Beneficiaries, among others, objected to the confirmation of the plan, opposing both its proposed use of the letter of credit proceeds and trust funds, and its injunction against the satisfaction of workers' compensation claims outside of the escrow account. The objecting entities argued that the plan contravened state workers' compensation laws governing the payment of claims. They also argued that Debtors' only interest in the letter of credit proceeds or the trust funds was limited to a "chose in action" to recover any surplus that may remain after all actual and potential workers' compensation claims had been satisfied under state law. In short, Beneficiaries argued that the letter of credit proceeds and the trust funds were not property of the Debtors' bankrupt estates and could not be appropriated for use in the plan.

The Bankruptcy Court for the District of Maine, Kornreich, J., agreed with the Beneficiaries that Debtors did not have a property interest in the letter of credit proceeds or the trust funds. It also agreed that Debtors' sole interest was a "chose in action" to recover excess funds in accordance with state law. The Bankruptcy Court rejected the plan, also citing other grounds not related to the letter of credit issues. On appeal and as to the letter of credit proceeds, the U.S. Bankruptcy Appellate Panel for the First Circuit in an opinion by Bailey, J., affirmed.

Debtors argued that they held contingent interests in the letter of credit proceeds and that those interests are property of their bankruptcy estates, and even if their interests are mere "choses in action", even those limited interests are property of the Debtors' bankrupt estates. Debtors conceded during the appeal that such interests as they did have were unmatured and contingent and that they had no present right to dispose of the letter of credit proceeds. They also conceded that unless the Bankruptcy Code preempted Beneficiaries' state law rights to the letter of credit proceeds, Debtors may not presently reach and distribute the letter of credit proceeds and the plan may not be confirmed.

The appellate decision, therefore, turned on whether the Bankruptcy Code preempted Beneficiaries' state law rights to the letter of credit proceeds.
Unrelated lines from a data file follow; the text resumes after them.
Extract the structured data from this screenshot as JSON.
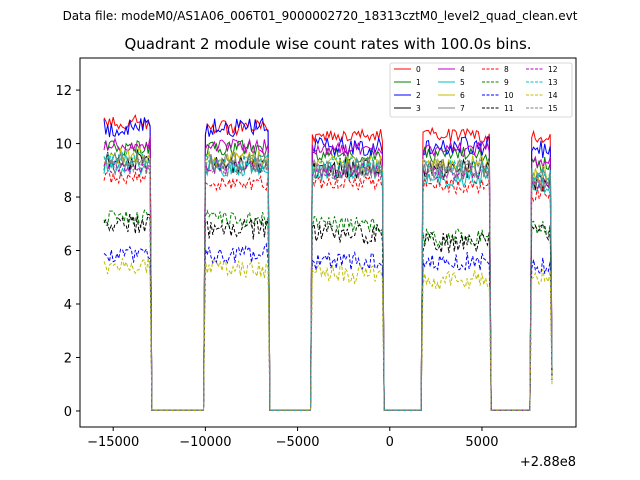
{
  "chart_data": {
    "type": "line",
    "suptitle": "Data file: modeM0/AS1A06_006T01_9000002720_18313cztM0_level2_quad_clean.evt",
    "title": "Quadrant 2 module wise count rates with 100.0s bins.",
    "xlabel": "",
    "ylabel": "",
    "x_offset_label": "+2.88e8",
    "xlim": [
      -16800,
      10100
    ],
    "ylim": [
      -0.6,
      13.2
    ],
    "xticks": [
      -15000,
      -10000,
      -5000,
      0,
      5000
    ],
    "xtick_labels": [
      "−15000",
      "−10000",
      "−5000",
      "0",
      "5000"
    ],
    "yticks": [
      0,
      2,
      4,
      6,
      8,
      10,
      12
    ],
    "ytick_labels": [
      "0",
      "2",
      "4",
      "6",
      "8",
      "10",
      "12"
    ],
    "bin_seconds": 100,
    "x_start": -15500,
    "x_end": 8800,
    "gaps": [
      [
        -12900,
        -10050
      ],
      [
        -6500,
        -4250
      ],
      [
        -300,
        1700
      ],
      [
        5450,
        7650
      ]
    ],
    "legend": {
      "placement": "upper-right",
      "columns": 4
    },
    "series": [
      {
        "name": "0",
        "color": "#ff0000",
        "dash": "solid",
        "levels": [
          10.8,
          10.6,
          10.3,
          10.3,
          10.3
        ]
      },
      {
        "name": "1",
        "color": "#008000",
        "dash": "solid",
        "levels": [
          9.8,
          9.8,
          9.6,
          9.6,
          9.2
        ]
      },
      {
        "name": "2",
        "color": "#0000ff",
        "dash": "solid",
        "levels": [
          10.6,
          10.6,
          9.9,
          9.9,
          9.8
        ]
      },
      {
        "name": "3",
        "color": "#000000",
        "dash": "solid",
        "levels": [
          9.4,
          9.3,
          9.1,
          9.0,
          8.6
        ]
      },
      {
        "name": "4",
        "color": "#bf00bf",
        "dash": "solid",
        "levels": [
          10.0,
          9.9,
          9.8,
          9.8,
          9.4
        ]
      },
      {
        "name": "5",
        "color": "#00bfbf",
        "dash": "solid",
        "levels": [
          9.1,
          9.1,
          8.9,
          8.7,
          8.4
        ]
      },
      {
        "name": "6",
        "color": "#bfbf00",
        "dash": "solid",
        "levels": [
          9.5,
          9.4,
          9.2,
          9.2,
          8.8
        ]
      },
      {
        "name": "7",
        "color": "#808080",
        "dash": "solid",
        "levels": [
          9.3,
          9.3,
          9.1,
          9.0,
          8.7
        ]
      },
      {
        "name": "8",
        "color": "#ff0000",
        "dash": "dashed",
        "levels": [
          8.7,
          8.5,
          8.5,
          8.4,
          8.1
        ]
      },
      {
        "name": "9",
        "color": "#008000",
        "dash": "dashed",
        "levels": [
          7.2,
          7.2,
          7.0,
          6.5,
          6.8
        ]
      },
      {
        "name": "10",
        "color": "#0000ff",
        "dash": "dashed",
        "levels": [
          5.9,
          5.9,
          5.6,
          5.6,
          5.4
        ]
      },
      {
        "name": "11",
        "color": "#000000",
        "dash": "dashed",
        "levels": [
          7.0,
          6.8,
          6.6,
          6.3,
          6.6
        ]
      },
      {
        "name": "12",
        "color": "#bf00bf",
        "dash": "dashed",
        "levels": [
          9.1,
          9.1,
          9.0,
          8.9,
          8.5
        ]
      },
      {
        "name": "13",
        "color": "#00bfbf",
        "dash": "dashed",
        "levels": [
          9.4,
          9.3,
          9.2,
          9.1,
          8.8
        ]
      },
      {
        "name": "14",
        "color": "#bfbf00",
        "dash": "dashed",
        "levels": [
          5.4,
          5.3,
          5.1,
          4.9,
          5.0
        ]
      },
      {
        "name": "15",
        "color": "#808080",
        "dash": "dashed",
        "levels": [
          9.2,
          9.2,
          9.0,
          9.0,
          8.6
        ]
      }
    ]
  }
}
The Appellate Panel agreed that Section 1123 of the Bankruptcy Code preempts any nonbankruptcy law that, but for the preemption, would prevent a proponent of a Chapter 11 plan from employing such adequate means of implementation as the proponent incorporates into its plan.

The court also held, though, that the scope of preemption under that section was not unlimited. It interpreted three limitations applicable to Debtors' attempt to reach the letter of credit proceeds. First, a liquidating plan need only liquidate and distribute assets of the Debtors' estates-a plan need not enhance the assets by augmenting the Debtors' assets at the expense of third parties. Debtors' plan sought to do just that. Second, the court noted that workers' compensation laws are health and safety laws, not mere economic regulations, and as such, those statutes could not be preempted by Section 1123 at all. Third, if the court were to interpret Section 1123 to preempt state law, it would undoubtedly transgress the state law rights of the Beneficiaries.

As a result, the court held that the Bankruptcy Code did not preempt Beneficiaries' state law rights in the letter of credit proceeds, and because the proposed plan violated applicable non-bankruptcy law, it could not be confirmed. Beneficiaries were permitted to maintain the letter of credit proceeds and use those to satisfy workers' compensation claims that were pending or were to be filed.